Dose-dependent reduction of viable cefotaxime-resistant (CTXR) E. coli K-12 carrying blaCTX-M on pMBLe (E. coli K-12: blaCTX-M) after re-sensitization by the programmed CRISPR-Cas9 delivered by phage transduction at multiplicity of infection (MOI) from 0.1 to 100.
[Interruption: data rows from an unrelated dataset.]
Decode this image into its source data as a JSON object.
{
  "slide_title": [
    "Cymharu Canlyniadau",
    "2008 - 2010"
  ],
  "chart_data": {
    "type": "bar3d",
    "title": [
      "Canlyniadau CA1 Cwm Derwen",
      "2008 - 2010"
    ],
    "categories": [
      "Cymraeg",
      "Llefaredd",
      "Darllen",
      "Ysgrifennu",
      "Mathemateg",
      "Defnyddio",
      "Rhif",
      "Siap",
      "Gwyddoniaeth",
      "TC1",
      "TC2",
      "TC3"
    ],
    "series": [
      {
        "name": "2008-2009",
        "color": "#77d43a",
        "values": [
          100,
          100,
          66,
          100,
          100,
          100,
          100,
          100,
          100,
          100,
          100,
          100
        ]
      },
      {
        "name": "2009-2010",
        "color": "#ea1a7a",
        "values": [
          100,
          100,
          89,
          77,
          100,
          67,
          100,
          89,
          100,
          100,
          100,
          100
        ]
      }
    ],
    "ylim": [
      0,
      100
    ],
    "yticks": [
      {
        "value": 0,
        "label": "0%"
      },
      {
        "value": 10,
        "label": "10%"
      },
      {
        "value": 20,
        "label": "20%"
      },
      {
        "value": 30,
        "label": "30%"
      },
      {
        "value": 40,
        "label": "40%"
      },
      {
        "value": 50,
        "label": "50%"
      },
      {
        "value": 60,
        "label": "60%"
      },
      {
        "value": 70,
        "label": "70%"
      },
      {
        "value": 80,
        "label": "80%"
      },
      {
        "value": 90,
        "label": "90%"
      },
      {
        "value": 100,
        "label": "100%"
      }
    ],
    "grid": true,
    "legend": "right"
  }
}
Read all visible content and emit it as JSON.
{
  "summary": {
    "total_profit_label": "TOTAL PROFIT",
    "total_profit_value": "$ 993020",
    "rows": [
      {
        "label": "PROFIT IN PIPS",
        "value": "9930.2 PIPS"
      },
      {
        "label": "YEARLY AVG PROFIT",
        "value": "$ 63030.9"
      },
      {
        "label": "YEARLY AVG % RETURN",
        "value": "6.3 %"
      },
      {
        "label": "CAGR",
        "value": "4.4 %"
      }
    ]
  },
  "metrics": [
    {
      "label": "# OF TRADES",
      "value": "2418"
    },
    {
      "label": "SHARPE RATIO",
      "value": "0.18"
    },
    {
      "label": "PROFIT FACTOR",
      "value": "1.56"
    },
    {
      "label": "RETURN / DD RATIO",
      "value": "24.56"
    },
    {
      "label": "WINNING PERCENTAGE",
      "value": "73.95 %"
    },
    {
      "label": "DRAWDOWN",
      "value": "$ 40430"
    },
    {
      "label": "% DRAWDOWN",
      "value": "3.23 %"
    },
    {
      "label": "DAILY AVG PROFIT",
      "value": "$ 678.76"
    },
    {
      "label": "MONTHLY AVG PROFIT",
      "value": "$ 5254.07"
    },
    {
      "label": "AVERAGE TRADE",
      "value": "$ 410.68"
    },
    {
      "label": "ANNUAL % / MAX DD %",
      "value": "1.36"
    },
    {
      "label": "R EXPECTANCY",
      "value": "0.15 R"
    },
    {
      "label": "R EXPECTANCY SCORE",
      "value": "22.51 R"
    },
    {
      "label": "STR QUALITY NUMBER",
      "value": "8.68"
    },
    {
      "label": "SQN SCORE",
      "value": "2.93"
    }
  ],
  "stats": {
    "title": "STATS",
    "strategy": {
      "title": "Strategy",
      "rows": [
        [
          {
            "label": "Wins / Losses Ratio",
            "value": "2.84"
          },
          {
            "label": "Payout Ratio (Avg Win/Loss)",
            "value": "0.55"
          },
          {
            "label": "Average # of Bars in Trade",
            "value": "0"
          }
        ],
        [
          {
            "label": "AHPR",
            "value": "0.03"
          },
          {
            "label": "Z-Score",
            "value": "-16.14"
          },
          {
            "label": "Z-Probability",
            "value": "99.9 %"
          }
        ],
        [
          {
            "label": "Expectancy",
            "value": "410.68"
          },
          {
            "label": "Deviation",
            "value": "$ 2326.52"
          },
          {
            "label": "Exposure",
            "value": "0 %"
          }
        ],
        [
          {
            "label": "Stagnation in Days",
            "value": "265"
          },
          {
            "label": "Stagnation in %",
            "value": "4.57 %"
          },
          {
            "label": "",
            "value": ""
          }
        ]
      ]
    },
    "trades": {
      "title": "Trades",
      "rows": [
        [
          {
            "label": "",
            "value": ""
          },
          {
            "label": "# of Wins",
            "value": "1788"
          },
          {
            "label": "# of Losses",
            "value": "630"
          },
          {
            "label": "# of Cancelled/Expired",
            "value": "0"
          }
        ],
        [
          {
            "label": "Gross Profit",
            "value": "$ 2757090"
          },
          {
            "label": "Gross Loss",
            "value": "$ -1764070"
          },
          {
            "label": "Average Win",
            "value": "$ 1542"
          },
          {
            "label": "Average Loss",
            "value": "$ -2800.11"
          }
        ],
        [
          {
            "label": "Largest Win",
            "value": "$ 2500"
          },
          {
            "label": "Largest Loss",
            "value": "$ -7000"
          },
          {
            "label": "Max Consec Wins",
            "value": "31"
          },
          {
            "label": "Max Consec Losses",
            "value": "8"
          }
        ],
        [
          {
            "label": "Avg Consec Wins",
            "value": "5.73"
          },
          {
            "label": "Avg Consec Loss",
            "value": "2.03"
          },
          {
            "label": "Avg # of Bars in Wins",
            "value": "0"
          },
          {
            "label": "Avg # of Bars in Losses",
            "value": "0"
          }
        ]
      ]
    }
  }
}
(A) Viable CTXR cells of transductant E. coli K-12: blaCTX-M-15: ΦRC319-G1_II and E. coli K-12: blaCTX-M-55: ΦRC319-G1_II. (B) Viable CTXR cells of transductant E. coli K-12: blaCTX-M-14: ΦRC319-G9, E. coli K-12: blaCTX-M-27: ΦRC319-G9, E. coli K-12: blaCTX-M-65: ΦRC319-G9, and E. coli K-12: blaCTX-M-90: ΦRC319-G9. (C) Viable CTXR cells of transductant E. coli K-12: blaCTX-M-15: ΦRC319 and E. coli K-12: blaCTX-M-55: ΦRC319 (control group). (D) Viable CTXR cells of transductant E. coli K-12: blaCTX-M-14: ΦRC319, E. coli K-12: blaCTX-M-27: ΦRC319, E. coli K-12: blaCTX-M-65: ΦRC319, and E. coli K-12: blaCTX-M-90: ΦRC319 (control group). Error bars represent results from three biological replicates. The line chart was generated using GraphPad Prism version 8.0.